Vivid Angst & Colorful Doubts
Galerie Valeria Cetraro, Paris
04.07– 26.07.2020
On entre avec « Vivid Angst and Colorful Doubts » à la lisière d’un espace domestique, celui des salles de bains et des salons au confort standardisé, avec leurs étagères aux parois coulissantes, leurs plantes d’intérieur et leurs surfaces réfléchissantes… Un espace ici devenu ambigu, à la fois familier et étrange, peuplé d’effets de «déjà vu» et de dédoublements faisant vaciller l’expérience du temps présent.
Insidieusement, le trouble s’installe par la disposition et les ensembles que forment les œuvres, fonctionnant par deux ou par quatre, entre semblances et dissemblances, fixées aux murs ou posées au sol selon des jeux de symétrie et de répétition. Il s’agit là de structures en médium hydrofuge et en Polystyrène extrudé évoquant du mobilier préfabriqué, à la surface desquelles des images sont imprimées sur des miroirs ou des carreaux de céramique. Ces dernières représentent notamment des gammes de luminaires (Foam), des mains exécutant des gestes du quotidien (Stream), mais également des plantes exotiques dont on retrouve un «exemplaire» réel dans l’espace de la galerie. Autant d’images issues d’une publication sur l’aménagement intérieur des années 1960 (L’Art ménager), recadrées, teintées en bleu ou en rose, pour certaines tirées en négatif, de manière à ce que leurs contenus archétypaux soient simultanément reconnaissables et indéterminés, telles des réminiscences incertaines et fulgurantes. Une légère atmosphère de film d’angoisse se fait sentir, comme si ces images étaient «imprimées sur une autre carte possible que le monde physique»(1), située sur le seuil de deux espace-temps. S’en approcher serait alors comme rejouer la scène d’une comédie horrifique ayant inspiré Ludovic Sauvage (House de Steve Miner-1985), au cours de laquelle le personnage principal introduit sa main dans la pharmacie de sa salle de bain pour se retrouver dans les profondeurs de ses souvenirs. Ce qui affleure ici, c’est donc un «espace retourné» – comme le suggère l’usage de matériaux constituant les couches invisibles de nos pièces d’eau (MDF, Polystyrène,…) – ; une «carte psychique»(2) assimilable à un «inconscient optique»(3) appartenant à une mémoire individuelle aussi bien que collective.
Dans la lignée de ses précédents travaux, l’artiste nous fait éprouver une sorte d’«ontologie plate»(4), où le réel et son double existent sur le même plan, l’expérience n’étant jamais «pure» mais toujours déjà mêlée de représentations. Continuellement traversé de remémorations, le présent ne coïncide plus à lui-même dans ses œuvres. Ainsi, à travers leurs redoublements et leurs enchâssements avec des objets réels, les images-volumes de cette exposition se chargent d’une temporalité complexe, faite d’anachronies et de survivances induisant des sensations de suspension et de flottement. Sensations auxquelles répondent les images de brumes violacées qui composent la série intitulée Lean, du nom d’une substance codéinée connue pour ralentir la perception et pour son influence sur le cloud rap. Une impression de ralentissement encore accentuée par la bande-son qui accompagne l’exposition, conçue à partir d’un morceau de Pino Donnagio pour Body Double (Brian de Palma, 1984), un film aux allures de série b où il est également question de doubles et de faux-semblants. Soumise à un procédé de reverse, consistant à diffuser des musiques à l’envers et à en décélérer les fréquences, cette partition au lyrisme de bluette prend ici d’étranges échos.
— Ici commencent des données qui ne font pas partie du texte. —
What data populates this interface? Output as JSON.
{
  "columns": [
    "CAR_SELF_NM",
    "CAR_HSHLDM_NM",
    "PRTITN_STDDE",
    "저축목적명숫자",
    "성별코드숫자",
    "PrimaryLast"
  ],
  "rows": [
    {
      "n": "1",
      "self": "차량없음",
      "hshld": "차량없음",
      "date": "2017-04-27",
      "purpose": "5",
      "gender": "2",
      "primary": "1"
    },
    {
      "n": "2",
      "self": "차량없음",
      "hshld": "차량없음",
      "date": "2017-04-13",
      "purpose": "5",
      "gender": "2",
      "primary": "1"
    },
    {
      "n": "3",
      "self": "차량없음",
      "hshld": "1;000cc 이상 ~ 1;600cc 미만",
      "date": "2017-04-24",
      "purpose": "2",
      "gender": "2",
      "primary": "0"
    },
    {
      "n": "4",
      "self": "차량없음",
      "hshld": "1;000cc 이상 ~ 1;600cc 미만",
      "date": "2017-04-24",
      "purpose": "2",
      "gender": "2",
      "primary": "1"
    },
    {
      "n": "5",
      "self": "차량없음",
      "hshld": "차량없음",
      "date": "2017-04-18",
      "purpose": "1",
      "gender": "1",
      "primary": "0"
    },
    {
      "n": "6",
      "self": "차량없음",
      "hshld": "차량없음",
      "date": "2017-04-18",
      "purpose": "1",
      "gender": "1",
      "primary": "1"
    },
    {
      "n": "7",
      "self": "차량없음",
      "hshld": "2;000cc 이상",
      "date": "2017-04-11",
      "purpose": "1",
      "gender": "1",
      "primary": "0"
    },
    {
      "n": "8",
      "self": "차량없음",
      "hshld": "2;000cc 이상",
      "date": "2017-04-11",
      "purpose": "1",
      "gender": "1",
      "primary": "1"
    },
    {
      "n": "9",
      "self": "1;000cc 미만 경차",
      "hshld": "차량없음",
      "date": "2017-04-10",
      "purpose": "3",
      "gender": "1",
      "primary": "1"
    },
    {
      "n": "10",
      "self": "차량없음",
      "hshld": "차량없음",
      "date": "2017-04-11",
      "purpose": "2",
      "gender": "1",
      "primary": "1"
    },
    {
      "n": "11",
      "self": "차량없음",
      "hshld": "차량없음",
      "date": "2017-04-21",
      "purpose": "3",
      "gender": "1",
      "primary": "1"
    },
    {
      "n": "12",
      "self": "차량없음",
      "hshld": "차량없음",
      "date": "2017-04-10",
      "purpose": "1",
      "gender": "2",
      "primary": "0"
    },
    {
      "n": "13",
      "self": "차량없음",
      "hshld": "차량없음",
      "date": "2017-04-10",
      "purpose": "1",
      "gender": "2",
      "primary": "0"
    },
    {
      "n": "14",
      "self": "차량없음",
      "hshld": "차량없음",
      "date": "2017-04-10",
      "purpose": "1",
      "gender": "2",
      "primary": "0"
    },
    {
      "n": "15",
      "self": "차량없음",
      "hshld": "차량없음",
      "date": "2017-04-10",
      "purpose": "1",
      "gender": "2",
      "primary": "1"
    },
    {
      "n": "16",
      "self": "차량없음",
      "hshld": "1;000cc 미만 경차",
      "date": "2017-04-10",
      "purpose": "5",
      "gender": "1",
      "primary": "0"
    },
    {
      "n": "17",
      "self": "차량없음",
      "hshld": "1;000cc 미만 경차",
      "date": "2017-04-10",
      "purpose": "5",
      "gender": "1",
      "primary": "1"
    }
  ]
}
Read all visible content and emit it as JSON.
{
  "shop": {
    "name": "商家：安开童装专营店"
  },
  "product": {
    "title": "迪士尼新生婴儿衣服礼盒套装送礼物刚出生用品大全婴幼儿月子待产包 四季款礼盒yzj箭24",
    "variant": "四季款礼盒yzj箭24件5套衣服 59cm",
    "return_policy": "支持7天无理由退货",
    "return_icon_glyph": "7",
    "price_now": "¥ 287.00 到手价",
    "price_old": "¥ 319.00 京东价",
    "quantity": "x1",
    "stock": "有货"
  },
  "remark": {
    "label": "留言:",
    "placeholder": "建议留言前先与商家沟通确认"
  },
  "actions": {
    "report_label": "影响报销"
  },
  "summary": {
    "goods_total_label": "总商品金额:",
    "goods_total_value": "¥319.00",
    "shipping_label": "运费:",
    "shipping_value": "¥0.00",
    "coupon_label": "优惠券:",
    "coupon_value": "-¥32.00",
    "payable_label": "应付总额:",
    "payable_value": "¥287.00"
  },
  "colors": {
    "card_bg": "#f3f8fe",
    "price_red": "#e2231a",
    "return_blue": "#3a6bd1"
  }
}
Entrelacée à des nappes de sons suburbains et nocturnes, une voix semble se réverbérer à l’infini, produisant des effets d’aspiration et de distanciation comme si le temps était pris à rebours, circulant selon des lignes échappant à toute contemporanéité. Soit une forme de désynchronisation où se signale une temporalité de hantise, une faille spatio-temporelle stratifiée d’images-fantômes aussi déréalisante que vertigineuse.
Sarah Ihler-Meyer
(1) Propos issu d’un entretien avec l’artiste.
(2) Ibidem
(3) Cette expression est empruntée à Walter Benjamin. Elle désigne quelque chose qui se loge au cœur de la vision tout en s’y dérobant
(4) L’«ontologie plate» désigne un courant philosophique notamment développé par Tristan Garcia et Manuel De Landa. Elle s’oppose à une conception hiérarchique des choses et présuppose «une égale dignité ontologique à tout ce qui est individé» (Tristan Garcia, Formes et objets. Un traité des choses, 2011).